Kent, England. 1945.

She always looked good dressed in black.

Veils across her face were always the colour of ink. Gloves and dresses that covered her ethereal skin resembled the darkest night. The colour had been a perpetual source of solace; she always she looked her best wrapped in shadows.

The fire provided little comfort, its orange flames hissing and crackling as dry kindling smouldered red, leaving a pattern of sparks and ashes across the chipped stone floor. She breathed a barely audible sigh as she tried to suppress tears.

Her white hands shook, grasping the torn, stained telegram as though it were her key to freedom. On the contrary, the untidy words on dirty paper shackled her to misery and solitary confinement.

She pulled her shawl further around her thin shoulders, bowing her head, letting her brittle chestnut hair fall around her gaunt cheeks. There was reassurance in the lace-edged dress she wore; it concealed her protruding hipbones and frail arms.

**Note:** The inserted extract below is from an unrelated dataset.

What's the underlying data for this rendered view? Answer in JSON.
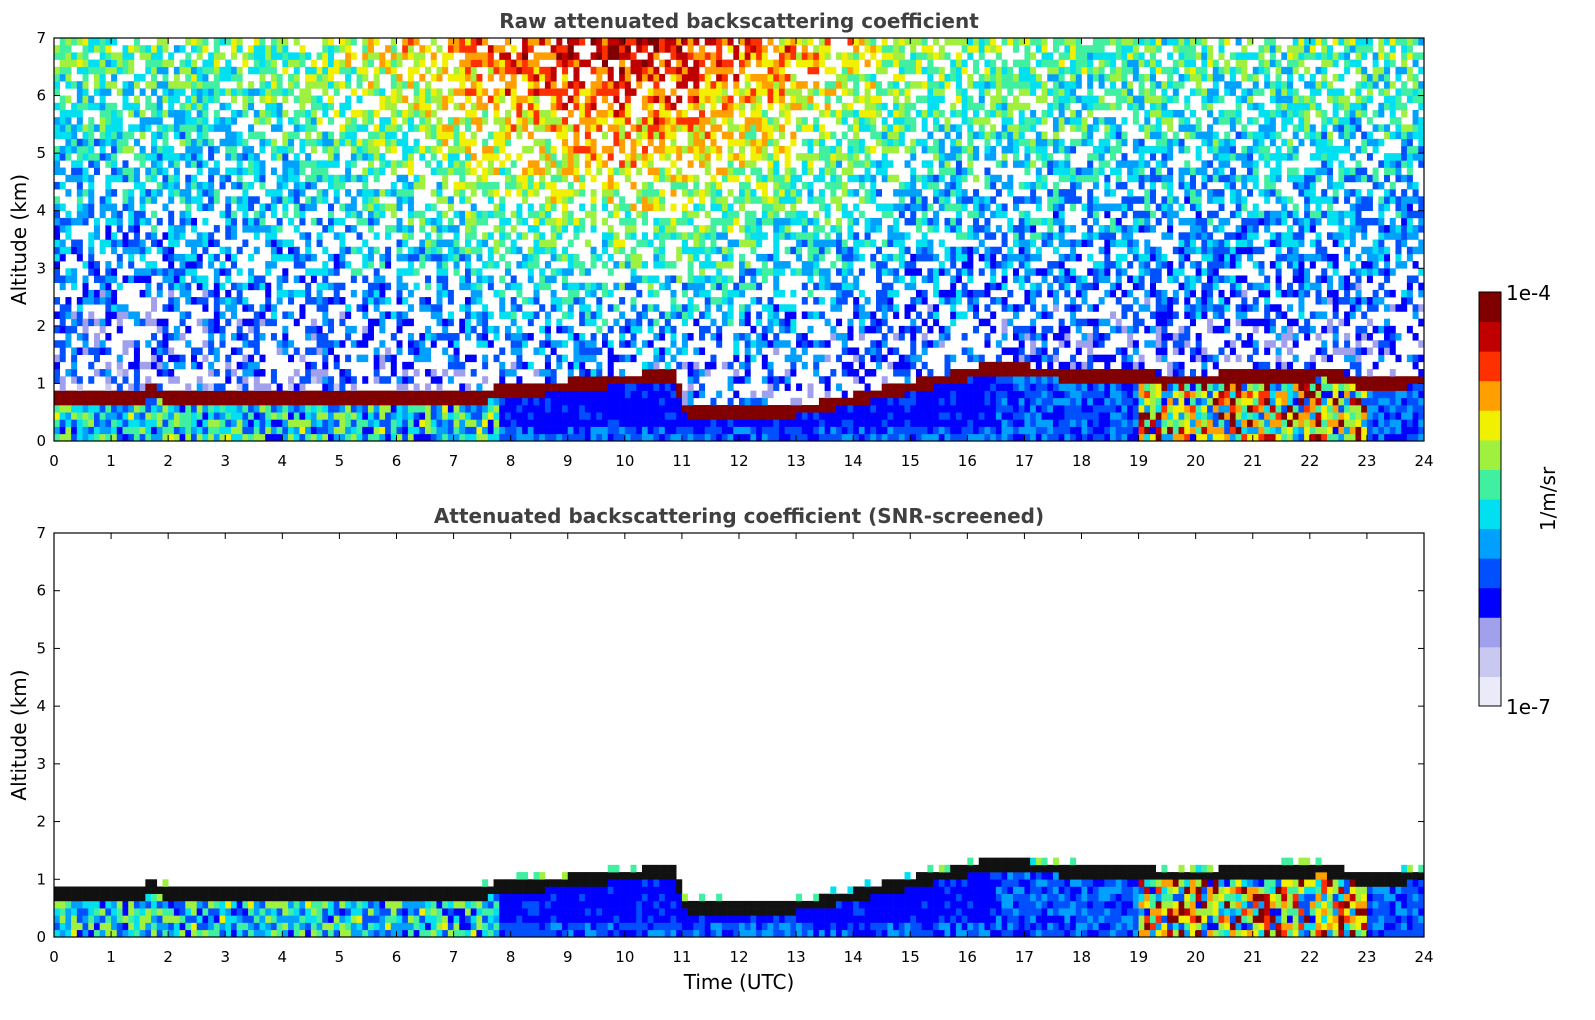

The paper fluttered to the grown like an injured bird. She bent to pick it up, shielding her green eyes and trembling mouth as her lips unconsciously retraced the terrifying words.

He wasn't coming home.

She'd waited in their bed, beneath a thick eiderdown, for his arms to find her waist, for his breath to caress her neck. She'd stood by the window, watching the snow fall, anticipating the crunch his boots made through the sheaths of ice. She'd let the fire turn her cheeks scarlet, much like his kisses had.

The paper in her hand was the dictator of her fate. She was not Mrs. Connor White any longer. She'd adopted a new name upon reading the words. Widow. A title that clenched her stomach with nausea and hindered her breath. Widow White.

The war had raged fiercely for so long, the sky black with smog and anguished cries. A candle burned from sunrise to twilight each day, she'd made it a beacon for his soul since he'd been ripped from her arms. A puddle of mauve wax formed on her windowsill, the tiny flame hushed by the cold breath of winter, just as his heart had been silenced.

Had he been shot? Did the bullet crack his skull, letting haemoglobin clot his sandy hair? Had be been torn apart from the impact of a bomb? Did flesh and blood scatter like rose petals tossed into the wind?

She lifted herself painfully from the chair and crawled beneath the thick blanket on her bed, a bed that had been cold for so many starless nights. His face was etched in her memory, surfacing as she rested her cheek upon her bony hands.

She wanted nothing more than to join him in the weed-choked cemetery, for their bed to be a casket, for the linen to be satin. She wanted their names to be engraved side by side on the marble stones that rose like decaying pewter flowers from the soft earth, saturated with whispers and tears.

She listened to the rush of wind outside, as it screamed, restlessly scouring the sky. A chill danced along her spine, like frigid fingers tracing configurations across her skin. She turned towards the bitter touch, and saw him lying beside her, brown eyes filled with pain.

Shaking, she touched his face. Euphoric terror wound itself around her. Blood matted his hair; dirt smeared his broken nose and the hollows beneath his cheekbones. His cracked palms stroked her collarbones, gently sliding her shawl from her ivory shoulders. Chapped kisses lingered upon her throat.



His touch melted like frost beneath the sun; she shivered involuntarily.

She forced herself to open her eyes.

The bed was cold and vacant; denied of warmth from both her and her love. Her neck was riddled with pain from sleeping awkwardly in the chair, beside the dying embers.

She stared forlornly the telegram, and then at her dress, her symbol of grief and misery. When she'd done up the collar at sunrise that morning, she had been unaware of the part the velvet would eventually play in her life.

She always looked good dressed in black.